Most people I know make New Year’s resolutions. And there’s nothing wrong with that. But I do have some concerns about the concept. There is such a huge emphasis on New Year’s Eve in the Western world; the cultural norm is to do something extravagant and out of the ordinary, since you’re celebrating not just the year that ended, but also the new year that is to come. My first problem with this is the obsession we have with doing something ridiculous to celebrate. Celebrations are done in many different ways, and in my opinion, if this is the “only” time in the year to think about starting fresh and acquiring better habits, then the ways in which people tend to celebrate don’t really reflect that. My second problem is that out of the 365 days in the year, the only day we are conscious of the fact that we should set goals and do and be better is Dec 31st. What happened to the rest of the 364 days in the year? Do they hold less significance just because the year doesn’t change? And my third and final problem with New Year’s eve and the resolutions that come with it is the fact that we fail to reflect back on past resolutions to see what we achieved, what we can check off the list, what we did better and the things we still need to work on.

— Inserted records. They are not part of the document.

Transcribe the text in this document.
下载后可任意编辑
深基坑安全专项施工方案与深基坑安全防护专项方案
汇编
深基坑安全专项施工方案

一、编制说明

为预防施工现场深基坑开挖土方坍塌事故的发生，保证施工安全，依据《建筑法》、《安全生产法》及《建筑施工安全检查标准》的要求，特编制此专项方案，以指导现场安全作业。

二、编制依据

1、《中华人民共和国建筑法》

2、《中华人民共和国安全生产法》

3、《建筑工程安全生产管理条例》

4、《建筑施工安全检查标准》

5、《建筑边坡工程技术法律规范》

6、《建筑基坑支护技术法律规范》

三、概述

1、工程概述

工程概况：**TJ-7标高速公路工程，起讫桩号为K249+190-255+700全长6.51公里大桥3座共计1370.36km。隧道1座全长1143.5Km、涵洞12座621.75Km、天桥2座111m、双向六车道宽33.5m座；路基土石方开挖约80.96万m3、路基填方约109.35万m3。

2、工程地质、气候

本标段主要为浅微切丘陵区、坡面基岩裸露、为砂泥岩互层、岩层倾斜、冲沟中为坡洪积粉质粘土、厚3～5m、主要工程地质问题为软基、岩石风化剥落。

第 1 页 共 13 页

Let’s face it; New Year’s resolutions have become a one day thing, a temporary act that allows us to feel good about making changes and looking ahead with positivity. You write them, and then forget about them. This is not to say that they are useless. Anything that is done right is effective, and New Year’s resolutions are no exception. I personally don’t write New Year’s resolutions, instead I write my goals down every six months, and when the time comes to write them for another six months, I look back on my goals and see what I did well and what went wrong. It’s my way of keeping track of my progress and achievements in all areas of my life including academics, finances, future career, personal/family, and health. Here is my last critique and then I promise to leave you with some optimism. We tend to make unrealistic goals, vague ones or really serious ones. Get specific and get creative! Here are some that I think are great.
MAKE TIME TO PRAY AND/OR MEDITATE.
SIT IN SILENCE FOR AT LEASE 10 MINUTES EACH DAY.
SMILE WHEN YOU WALK. YOU’LL BE SURPRISED HOW MUCH IT AFFECTS YOUR MOOD.
DREAM WHILE YOU ARE AWAKE. WHO SAID YOU ONLY HAVE TO BE ASLEEP TO DREAM?
CALL YOUR FAMILY OFTEN.
LOVE YOUR PARENTS. WE ARE SO BUSY GROWING UP WE OFTEN FORGET THEY ARE ALSO GROWING OLD.
SPEND TIME WITH PEOPLE OVER THE AGE OF 70 AND UNDER THE AGE OF 6.
DON’T STRESS. ESPECIALLY OVER MONEY. IT COMES AND GOES.
Happy New Year everyone, whether you wrote resolutions or not.